Perché è importante? La risposta sta nell’aumento del SIM swapping-una tecnica con cui gli aggressori dirottano il tuo numero di telefono per intercettare i codici di verifica via SMS. È un trucco molto amato dai cybercriminali, spesso combinato con phishing e ingegneria sociale per entrare negli account. Anche se un hacker riuscisse in qualche modo a ottenere il tuo codice SMS e il tuo PIN 2FA, si ritroverebbe comunque tagliato fuori a meno che non conosca anche la tua password personalizzata.
La nuova funzione di WhatsApp è tutta incentrata sull’autonomia dell’utente. A differenza dei rilasci di sicurezza obbligatori che frustrano o confondono, questo livello di password è completamente opzionale. Puoi configurarlo, rafforzarlo, modificarlo o rimuoverlo come preferisci. L’app valuta persino la robustezza della password durante la configurazione, spingendo gli utenti verso scelte più solide.

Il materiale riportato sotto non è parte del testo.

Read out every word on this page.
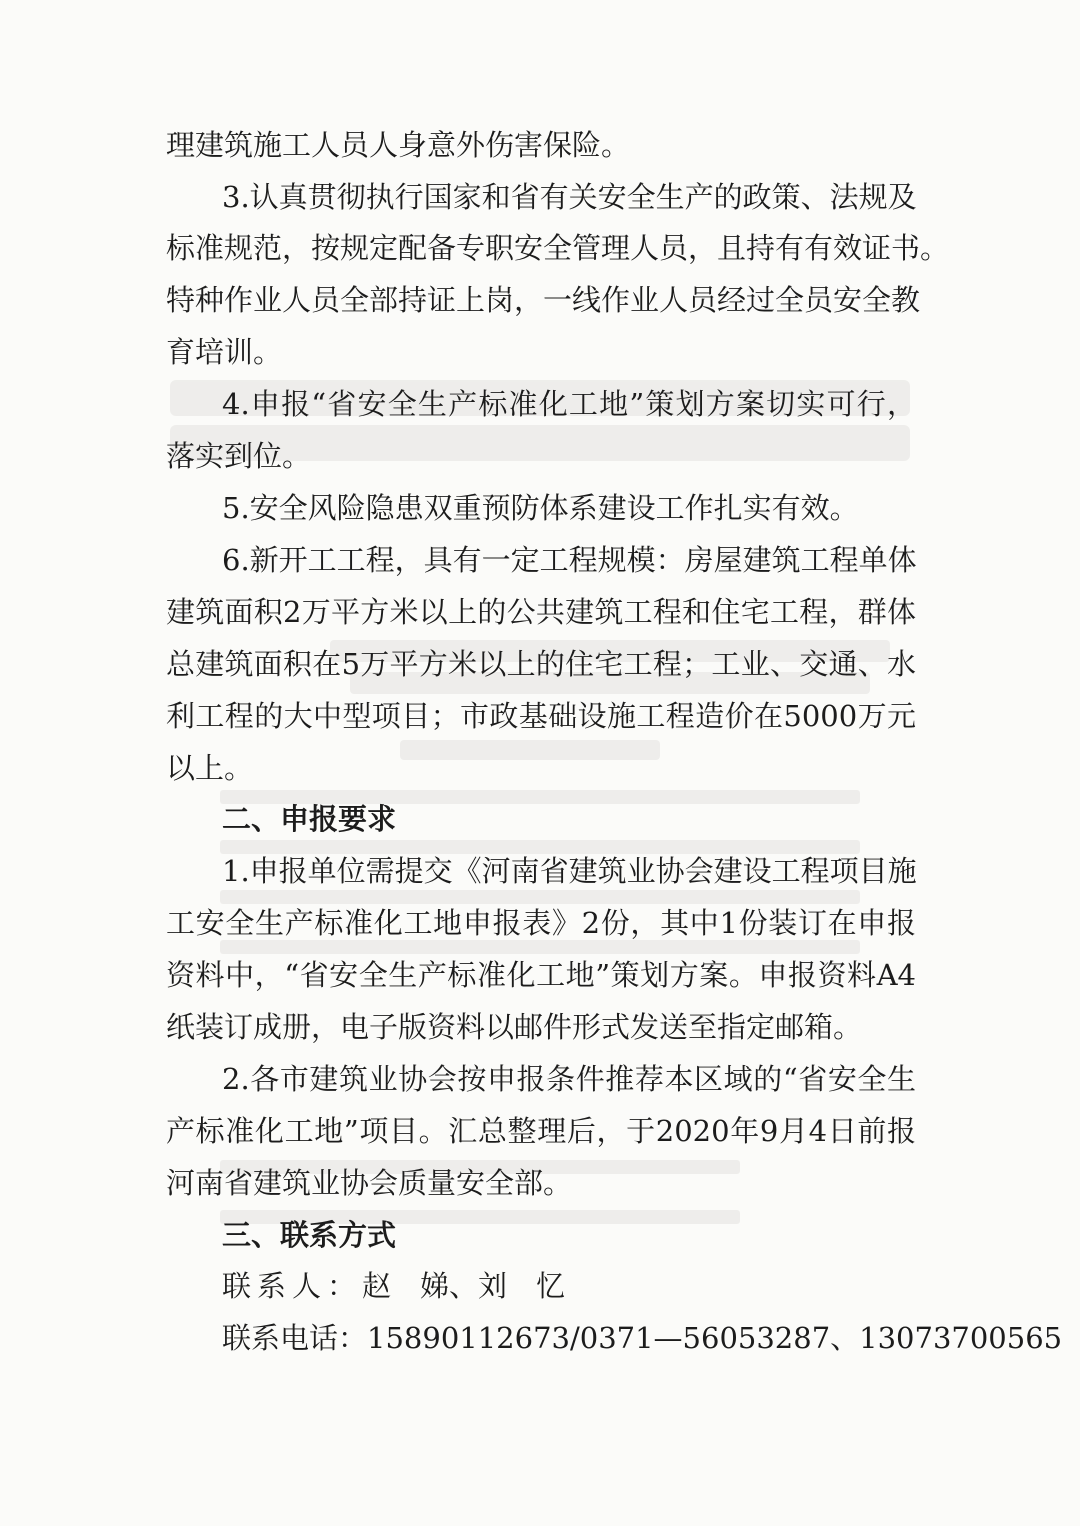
理建筑施工人员人身意外伤害保险。
3.认真贯彻执行国家和省有关安全生产的政策、法规及
标准规范，按规定配备专职安全管理人员，且持有有效证书。
特种作业人员全部持证上岗，一线作业人员经过全员安全教
育培训。
4.申报“省安全生产标准化工地”策划方案切实可行，
落实到位。
5.安全风险隐患双重预防体系建设工作扎实有效。
6.新开工工程，具有一定工程规模：房屋建筑工程单体
建筑面积2万平方米以上的公共建筑工程和住宅工程，群体
总建筑面积在5万平方米以上的住宅工程；工业、交通、水
利工程的大中型项目；市政基础设施工程造价在5000万元
以上。
二、申报要求
1.申报单位需提交《河南省建筑业协会建设工程项目施
工安全生产标准化工地申报表》2份，其中1份装订在申报
资料中，“省安全生产标准化工地”策划方案。申报资料A4
纸装订成册，电子版资料以邮件形式发送至指定邮箱。
2.各市建筑业协会按申报条件推荐本区域的“省安全生
产标准化工地”项目。汇总整理后，于2020年9月4日前报
河南省建筑业协会质量安全部。
三、联系方式
联系人：赵　娣、刘　忆
联系电话：15890112673/0371—56053287、13073700565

Questa non è l’unica mossa recente di WhatsApp per irrobustire la sicurezza degli account. La piattaforma ha introdotto di recente il recupero dell’account basato su email, aiutando gli utenti a riottenere l’accesso anche se il loro numero di telefono è compromesso o non disponibile. Ora, la password opzionale agisce come ultima rete di sicurezza-un “fail-safe” che potrebbe fermare persino attacchi sofisticati e concatenati.
Gli esperti di sicurezza lo chiamano “difesa in profondità”-costruire più livelli indipendenti che costringono gli aggressori a superare diversi ostacoli, non uno solo. Per gli oltre due miliardi di utenti di WhatsApp, la posta in gioco è alta. Conversazioni private, foto e dati sensibili sono tutti a rischio. Con i dirottamenti di account in aumento, questo muro a più passaggi potrebbe fare la differenza tra un account blindato e un disastro digitale.
La protezione con password di WhatsApp è ancora in beta, ma il suo arrivo segnala una nuova era nella sicurezza della messaggistica-una in cui gli utenti hanno più controllo e gli hacker incontrano più ostacoli. Man mano che la funzione viene distribuita, chi tiene alla privacy farebbe bene ad attivarla presto. Nel gioco del gatto col topo della sicurezza digitale, un’altra serratura sulla porta è sempre un segnale gradito.
WIKICROOK
- SIM Swapping: Il SIM swapping è una truffa in cui i criminali ingannano le compagnie telefoniche per trasferire il tuo numero sul loro dispositivo, permettendo loro di accedere a chiamate e messaggi.
- Two: L’autenticazione a due fattori (2FA) è un metodo di sicurezza che richiede due diversi tipi di identificazione per accedere a un account, rendendo più difficile l’hacking.
- Password alfanumerica: Una password alfanumerica usa sia lettere sia numeri, aumentando complessità e sicurezza rispetto alle password con sole lettere o soli numeri.
- Phishing: Il phishing è un crimine informatico in cui gli aggressori inviano messaggi falsi per indurre gli utenti a rivelare dati sensibili o a cliccare su link malevoli.
- Difesa: La difesa nella cybersecurity utilizza più livelli di protezione per mettere in sicurezza sistemi e dati, garantendo una protezione continua anche se una misura di sicurezza fallisce.